Check out the Kennel Club assured breeders list. If you google Kennel Club you will find it on there.

We got Pippin from Kertellas poodles near Nottingham, but he's not on their list I don't think, but good lines and breeding. However, he doesn't breed often. Her sire is Kertellas Splash the Cash, dam Vivienne Westwood (off the top of my head). Pippin isn't perfect for showing but is a cracking little pet dog, which is why Roger Bayliss picked her for us from the litter of 3. Her sister is showing now.

If you look at their website don't be put off... it's pretty naff! If you email though he and his partner Andrew are really nice but busy. Roger shows and judges.

Do lots of research into health lines and stuff too, but at the end of the day temperament is what you want.

Happy hunting!!


----------



## Scully (Sep 30, 2014)

Have had a look on there and there are a few that are actually pretty close to me so i shall be seeing if i can contact them. We are only looking for a pet dog, not for showing or breeding so its not like i'm looking for a top quality show dog i just want a well bred well cared for pup. Of course temperament is the top of our list too, but i know finding a good breeder is a minefield in itself.


----------



## Manxcat (May 6, 2013)

I think at the end of the day you will just get a "feel" for the breeder. We had to go over to Nottingham and be interviewed (interrogated??!!) by Roger before he'd let us have one of his pups as he's a bit picky (quite rightly so). But I have to say that we felt comfortable with him, although we did most of our corresponding by email due to our location.

In some ways I guess we should have done more looking but :shrug: we didn't know much about the whole thing! First dog and all that...
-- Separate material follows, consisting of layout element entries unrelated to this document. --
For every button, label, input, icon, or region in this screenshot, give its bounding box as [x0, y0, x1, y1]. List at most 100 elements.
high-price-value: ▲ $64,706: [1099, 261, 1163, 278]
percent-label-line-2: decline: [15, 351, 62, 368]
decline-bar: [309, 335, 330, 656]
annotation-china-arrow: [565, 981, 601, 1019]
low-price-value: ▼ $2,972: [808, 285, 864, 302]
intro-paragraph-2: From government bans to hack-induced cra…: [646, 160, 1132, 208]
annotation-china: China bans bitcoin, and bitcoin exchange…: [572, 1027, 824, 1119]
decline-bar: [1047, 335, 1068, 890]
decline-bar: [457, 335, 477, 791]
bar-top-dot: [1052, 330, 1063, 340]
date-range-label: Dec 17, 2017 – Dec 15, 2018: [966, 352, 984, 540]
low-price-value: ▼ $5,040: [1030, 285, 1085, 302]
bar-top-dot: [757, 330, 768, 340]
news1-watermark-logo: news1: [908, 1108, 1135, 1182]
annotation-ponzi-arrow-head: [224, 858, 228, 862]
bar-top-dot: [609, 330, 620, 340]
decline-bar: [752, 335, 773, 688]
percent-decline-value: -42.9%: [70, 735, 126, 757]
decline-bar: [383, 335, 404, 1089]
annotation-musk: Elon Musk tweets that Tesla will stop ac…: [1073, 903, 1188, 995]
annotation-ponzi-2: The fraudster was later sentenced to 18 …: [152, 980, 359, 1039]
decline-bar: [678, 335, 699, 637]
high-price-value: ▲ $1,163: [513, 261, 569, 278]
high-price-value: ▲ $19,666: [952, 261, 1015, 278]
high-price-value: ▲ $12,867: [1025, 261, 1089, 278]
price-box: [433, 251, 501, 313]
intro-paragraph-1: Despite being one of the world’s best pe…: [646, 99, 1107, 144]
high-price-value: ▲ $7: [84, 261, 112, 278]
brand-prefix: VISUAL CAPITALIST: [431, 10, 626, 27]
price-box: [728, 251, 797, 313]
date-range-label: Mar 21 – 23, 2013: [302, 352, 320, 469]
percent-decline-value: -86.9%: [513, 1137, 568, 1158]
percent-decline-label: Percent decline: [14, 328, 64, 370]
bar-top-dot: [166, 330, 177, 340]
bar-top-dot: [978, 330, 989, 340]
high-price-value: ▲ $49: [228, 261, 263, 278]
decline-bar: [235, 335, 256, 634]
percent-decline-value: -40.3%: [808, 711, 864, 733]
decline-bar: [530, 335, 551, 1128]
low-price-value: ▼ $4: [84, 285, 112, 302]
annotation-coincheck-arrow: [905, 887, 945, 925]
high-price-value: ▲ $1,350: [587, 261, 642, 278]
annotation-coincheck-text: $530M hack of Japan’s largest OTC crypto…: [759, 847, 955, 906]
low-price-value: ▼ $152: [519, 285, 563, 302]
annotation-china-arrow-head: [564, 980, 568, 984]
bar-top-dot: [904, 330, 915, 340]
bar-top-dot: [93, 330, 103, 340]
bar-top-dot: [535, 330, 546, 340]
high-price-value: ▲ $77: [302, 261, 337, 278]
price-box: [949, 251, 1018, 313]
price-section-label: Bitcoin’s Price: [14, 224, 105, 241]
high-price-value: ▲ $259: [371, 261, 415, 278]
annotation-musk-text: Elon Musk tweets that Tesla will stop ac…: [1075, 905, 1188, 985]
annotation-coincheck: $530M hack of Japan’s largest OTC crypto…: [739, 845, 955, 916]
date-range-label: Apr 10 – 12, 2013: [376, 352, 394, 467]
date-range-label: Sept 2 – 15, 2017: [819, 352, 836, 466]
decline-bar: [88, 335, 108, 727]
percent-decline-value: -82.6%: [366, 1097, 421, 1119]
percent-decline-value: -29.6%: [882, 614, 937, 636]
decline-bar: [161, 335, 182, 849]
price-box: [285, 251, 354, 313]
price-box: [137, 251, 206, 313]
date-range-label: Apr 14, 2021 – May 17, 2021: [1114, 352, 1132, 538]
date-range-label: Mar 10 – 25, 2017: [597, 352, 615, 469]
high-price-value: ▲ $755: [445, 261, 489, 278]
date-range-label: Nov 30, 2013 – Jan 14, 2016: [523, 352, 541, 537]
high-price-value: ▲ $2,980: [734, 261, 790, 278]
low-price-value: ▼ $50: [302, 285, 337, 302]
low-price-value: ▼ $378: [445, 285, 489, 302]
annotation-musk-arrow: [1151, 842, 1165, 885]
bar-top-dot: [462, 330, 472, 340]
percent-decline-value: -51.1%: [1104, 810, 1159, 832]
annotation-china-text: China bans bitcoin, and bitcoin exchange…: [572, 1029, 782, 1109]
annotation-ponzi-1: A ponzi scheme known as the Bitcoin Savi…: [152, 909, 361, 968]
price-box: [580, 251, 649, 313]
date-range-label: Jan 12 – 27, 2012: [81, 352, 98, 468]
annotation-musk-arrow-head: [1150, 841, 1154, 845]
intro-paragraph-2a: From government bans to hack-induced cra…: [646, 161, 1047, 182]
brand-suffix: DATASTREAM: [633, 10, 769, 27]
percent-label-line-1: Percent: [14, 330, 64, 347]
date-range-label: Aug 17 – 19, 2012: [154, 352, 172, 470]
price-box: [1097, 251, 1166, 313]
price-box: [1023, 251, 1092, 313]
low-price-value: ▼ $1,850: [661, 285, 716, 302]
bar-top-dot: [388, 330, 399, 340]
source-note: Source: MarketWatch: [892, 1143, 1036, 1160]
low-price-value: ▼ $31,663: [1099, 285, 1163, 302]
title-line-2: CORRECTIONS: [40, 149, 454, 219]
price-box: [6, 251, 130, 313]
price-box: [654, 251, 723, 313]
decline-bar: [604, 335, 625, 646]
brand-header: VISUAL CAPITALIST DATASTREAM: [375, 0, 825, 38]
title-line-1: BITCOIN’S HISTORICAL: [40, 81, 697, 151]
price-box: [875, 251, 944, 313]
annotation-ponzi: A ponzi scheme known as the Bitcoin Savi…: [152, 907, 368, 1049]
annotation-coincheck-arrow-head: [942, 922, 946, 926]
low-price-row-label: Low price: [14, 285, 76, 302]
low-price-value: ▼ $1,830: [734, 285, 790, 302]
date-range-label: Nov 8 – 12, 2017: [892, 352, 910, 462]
From what I remember there are a good few breeders down south so I am sure you will find the right one eventually 

Then the waiting starts.... :biggrin:


----------



## ericwd9 (Jun 13, 2014)

If a breeder wants to check you and your home out, Then you can be fairly sure they care for their pups and the breed in general. But DO check out the Dam and the Sire and if possible back another generation. If you will breed this is essential. If the dog is to be a companion then you are looking for temperament and health rather than conformity. Sadly many breeds are bred for conformity to standards set down by organizations mostly concerned with looks and not temperament. Standards change with time and fashion. For example Standard Poodles tend to show better with narrow muzzles where wider ones were required for retrieving (A poodles real, early occupation.)
Eric in OZ


----------



## Cornishbecky (Nov 21, 2009)

I got my mini from Vanitonia show kennel in Bridgewater, they dont do minis anymore but do do toys, fantastic health tested show dogs and pets.


----------



## spotsonofbun (Jan 3, 2013)

Cornishbecky said:


> I got my mini from Vanitonia show kennel in Bridgewater, they dont do minis anymore but do do toys, fantastic health tested show dogs and pets.


this kennel are the dogs kept and raised in kennels?


----------



## Bermuda Onyx (Apr 30, 2013)

I got my spoo from Michael Gadsby - Afterglow near Preston. I too wanted a pet dog but I also wanted to be sure of his health and they had a great reputation. Onyx has a wonderful temperament, and just a great all round dog.

Sent from Petguide.com Free App


----------



## squirrel (Oct 21, 2014)

Scully said:


> I know this forum is predominantly us members, but i know there are a few uk peeps out there.
> 
> Im looking for a toy poodle breeder in the uk, place isn't really a problem although i live in the South-West i would travel for the right breeder. Colour also not too much of a problem although i would love a brown.
> 
> Thank you in advance to anyone with suggestions


Hi Scully,have you looked on the Kennel Club site,they have a list of breeders and also if those breeders have pups for sale.Good luck with your search and let us know when you find your poodle.


----------